A Editora Moderna, responsável pela publicação da obra de Pedro Bandeira, se manifestou ponderando que os trechos estão inseridos em seu devido contexto, já que a personagem idealiza o primeiro amor, e que a obra tem como público-alvo jovens por volta dos 12 anos. No site da notícia, diversas pessoas comentaram em defesa da obra, com argumentos em respeito à escolha da instituição, que obedece a critérios pedagógicos, e depoimentos pessoais de leitores do romance no início da adolescência, confessando como o tratamento sensível do tema ajudou a lidar com situações dessa fase de vida.
Em setembro de 2015, um caso semelhante ocorreu com uma adaptação em HQ de Oliver Twist. Pais de alunos do sexto ano de uma escola particular paulista reclamaram do uso de palavrões nos quadrinhos trabalhados em sala.
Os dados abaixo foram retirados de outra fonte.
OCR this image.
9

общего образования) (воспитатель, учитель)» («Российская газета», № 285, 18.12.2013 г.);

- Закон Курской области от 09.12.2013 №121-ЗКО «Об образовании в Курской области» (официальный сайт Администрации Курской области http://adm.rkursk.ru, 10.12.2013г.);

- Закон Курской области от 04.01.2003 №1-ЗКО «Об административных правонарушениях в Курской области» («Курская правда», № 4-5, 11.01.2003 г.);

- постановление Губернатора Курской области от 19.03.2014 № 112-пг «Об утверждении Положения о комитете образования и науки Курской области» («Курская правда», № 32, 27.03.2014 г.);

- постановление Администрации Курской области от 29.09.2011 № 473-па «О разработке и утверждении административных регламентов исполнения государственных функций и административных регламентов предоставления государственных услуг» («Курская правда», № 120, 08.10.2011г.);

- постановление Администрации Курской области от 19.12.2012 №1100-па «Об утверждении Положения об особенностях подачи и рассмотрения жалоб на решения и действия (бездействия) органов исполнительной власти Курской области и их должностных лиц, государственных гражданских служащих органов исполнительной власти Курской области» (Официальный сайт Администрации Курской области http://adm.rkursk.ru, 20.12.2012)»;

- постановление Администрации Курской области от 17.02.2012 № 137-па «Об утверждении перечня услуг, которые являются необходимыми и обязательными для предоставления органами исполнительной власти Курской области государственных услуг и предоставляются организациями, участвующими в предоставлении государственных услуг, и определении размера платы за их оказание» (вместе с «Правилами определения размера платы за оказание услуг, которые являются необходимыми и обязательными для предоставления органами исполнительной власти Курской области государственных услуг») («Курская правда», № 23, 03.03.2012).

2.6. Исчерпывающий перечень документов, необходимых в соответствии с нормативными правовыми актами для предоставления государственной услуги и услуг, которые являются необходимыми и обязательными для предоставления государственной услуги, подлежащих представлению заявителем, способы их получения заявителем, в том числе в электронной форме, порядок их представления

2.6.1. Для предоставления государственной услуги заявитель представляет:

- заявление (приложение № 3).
A notícia foi inclusive discutida no site do Homo Literatus.
Excesso de preocupação ou de hipocrisia? Acompanhamento escolar ou falta de confiança na competência dos professores? Afinal, a literatura não deve tratar de questões importantes para a vida, com os recursos estéticos apropriados? A escola não deve propor debates interessantes, de assuntos que façam parte da realidade dos alunos? Há algo de tão chocante sobre o sexo, num livro de 1985, que não possa ser visto na Internet ou mesmo numa cena de novela das 21 horas?
Em época de propostas como Escola sem Partido (sem o partido da oposição, bem entendido), é preciso refletir sobre quão conservadora nossa sociedade permanece. Basta desse falso moralismo burguês, que impede a construção de uma mentalidade crítica rechaçando a discussão produtiva. Uma geração que “já nasce sabendo de tudo”, como dizem, cada vez mais ágil, dinâmica, mesmo precoce, parece ter sim a maturidade adequada para a leitura de obras como a de Pedro Bandeira.
Os pais não deveriam subestimar a capacidade de elaboração subjetiva de seus filhos. Talvez devessem eles mesmos ler mais, formar maior consciência sobre as coisas ao redor, para não perpetuar a ignorância. Porque, num ponto, os autores do abaixo-assinado na escola mineira têm razão. A literatura pode “causar comportamentos irreparáveis, presentes e futuros” na vida dos jovens. Ao final de cada leitura, jamais somos os mesmos. Adquirimos autonomia suficiente para lidar com a realidade e tomar decisões com mais segurança. E isso só pode incomodar quem é contra a mudança e o amadurecimento, quem deseja manter as aparências de um mundo sem conflito, interno ou externo, um mundo de robôs programados para obedecer sem contestar. É esse o ensino que você quer para os seus filhos, técnico e descartável, sujeito a temas proibidos em nome “da moral e dos bons costumes”? Então assine embaixo e assuma os riscos.